Friday, June 8, 2012

Joins are for lazy people?


I recently had a discussion with another developer who claimed to me that JOINs (SQL) are useless. This is technically true but he added that using joins is less efficient than making several requests and link tables in the code (C# or Java).



For him joins are for lazy people that don't care about performance. Is this true? Should we avoid using joins?


Source: Tips4all

22 comments:

  1. No, we should avoid developers who hold such incredibly wrong opinions.

    In many cases, a database join is several orders of magnitude faster than anything done via the client, because it avoids DB roundtrips, and the DB can use indexes to perform the join.

    Off the top of my head, I can't even imagine a single scenario where a correctly used join would be slower than the equivalent client-side operation.

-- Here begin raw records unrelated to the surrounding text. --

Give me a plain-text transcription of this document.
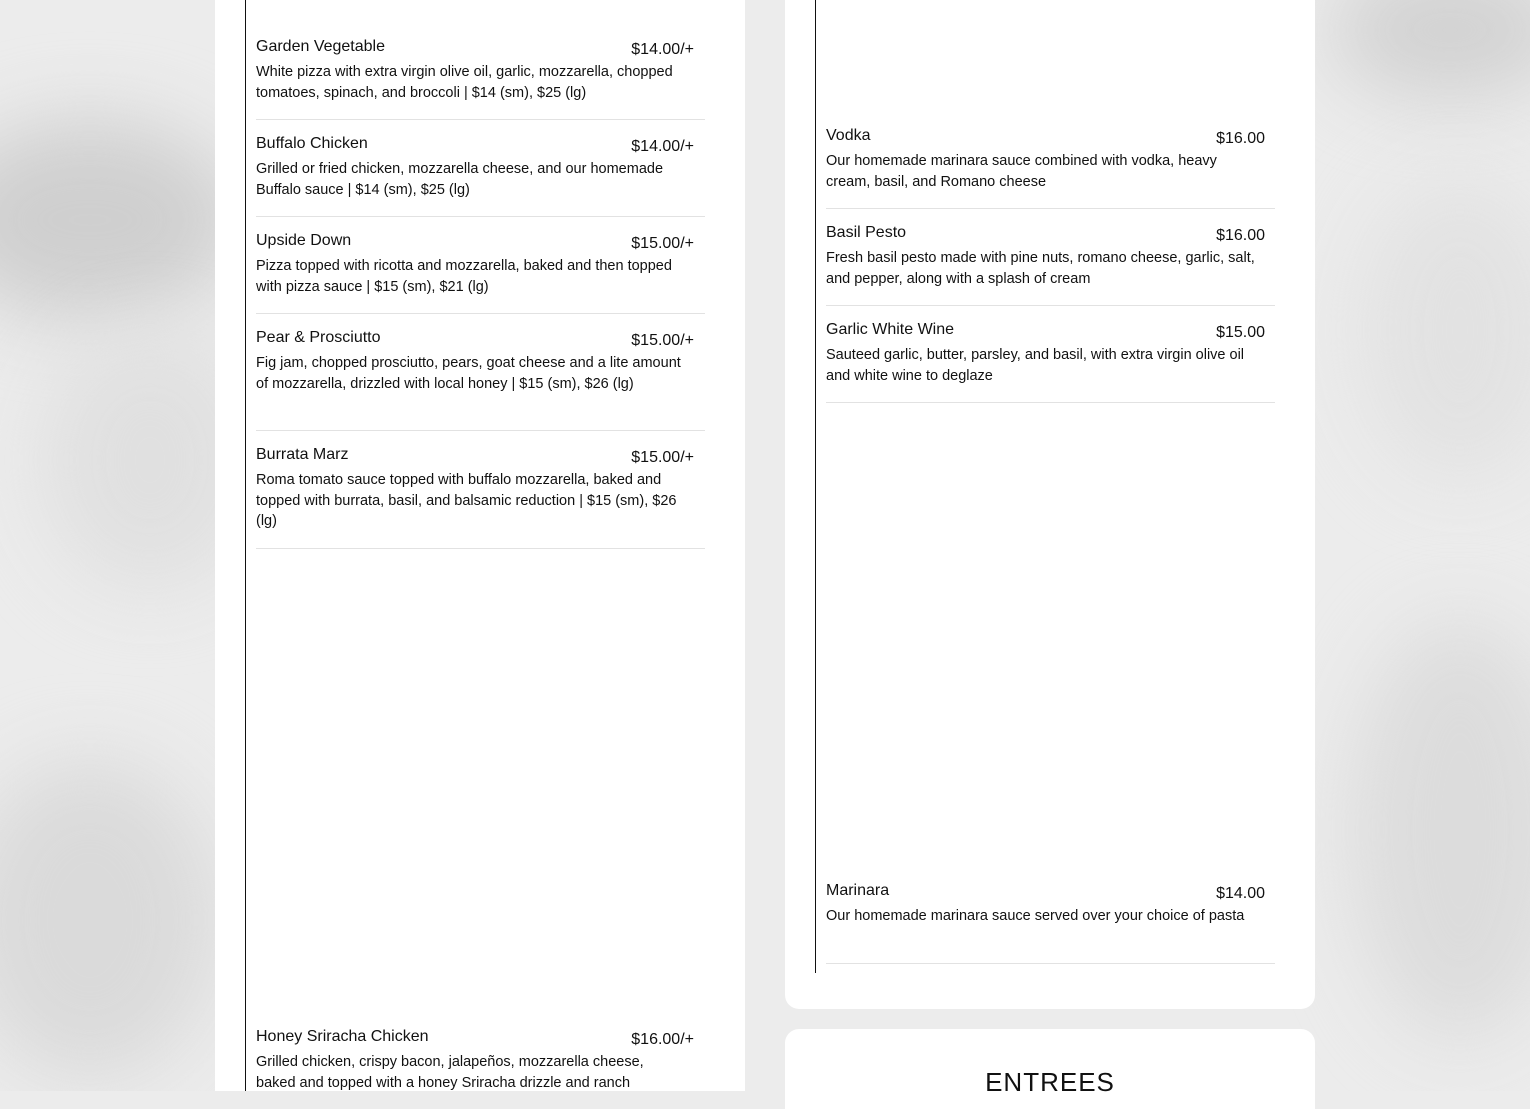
Garden Vegetable	$14.00/+
White pizza with extra virgin olive oil, garlic, mozzarella, chopped tomatoes, spinach, and broccoli | $14 (sm), $25 (lg)
Buffalo Chicken	$14.00/+
Grilled or fried chicken, mozzarella cheese, and our homemade Buffalo sauce | $14 (sm), $25 (lg)
Upside Down	$15.00/+
Pizza topped with ricotta and mozzarella, baked and then topped with pizza sauce | $15 (sm), $21 (lg)
Pear & Prosciutto	$15.00/+
Fig jam, chopped prosciutto, pears, goat cheese and a lite amount of mozzarella, drizzled with local honey | $15 (sm), $26 (lg)
Burrata Marz	$15.00/+
Roma tomato sauce topped with buffalo mozzarella, baked and topped with burrata, basil, and balsamic reduction | $15 (sm), $26 (lg)
Honey Sriracha Chicken	$16.00/+
Grilled chicken, crispy bacon, jalapeños, mozzarella cheese, baked and topped with a honey Sriracha drizzle and ranch
Vodka	$16.00
Our homemade marinara sauce combined with vodka, heavy cream, basil, and Romano cheese
Basil Pesto	$16.00
Fresh basil pesto made with pine nuts, romano cheese, garlic, salt, and pepper, along with a splash of cream
Garlic White Wine	$15.00
Sauteed garlic, butter, parsley, and basil, with extra virgin olive oil and white wine to deglaze
Marinara	$14.00
Our homemade marinara sauce served over your choice of pasta
ENTREES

    Edit: There are some rare cases where custom client code can do things more efficiently than a straightforward DB join (see comment by meriton). But this is very much the exception.

    ReplyDelete
  2. It sounds to me like your colleague would do well with a no-sql document-database or key-value store. Which are themselves very good tools and a good fit for many problems.

    However, a relational database is heavily optimised for working with sets. There are many, many ways of querying the data based on joins that are vastly more efficient than lots of round trips. This is where the versatilty of a rdbms comes from. You can achieve the same in a nosql store too, but you often end up building a separate structure suited for each different nature of query.

    In short: I disagree. In a RDBMS, joins are fundamental. If you aren't using them, you aren't using it as a RDBMS.

    ReplyDelete
  3. Well, he is wrong in the general case.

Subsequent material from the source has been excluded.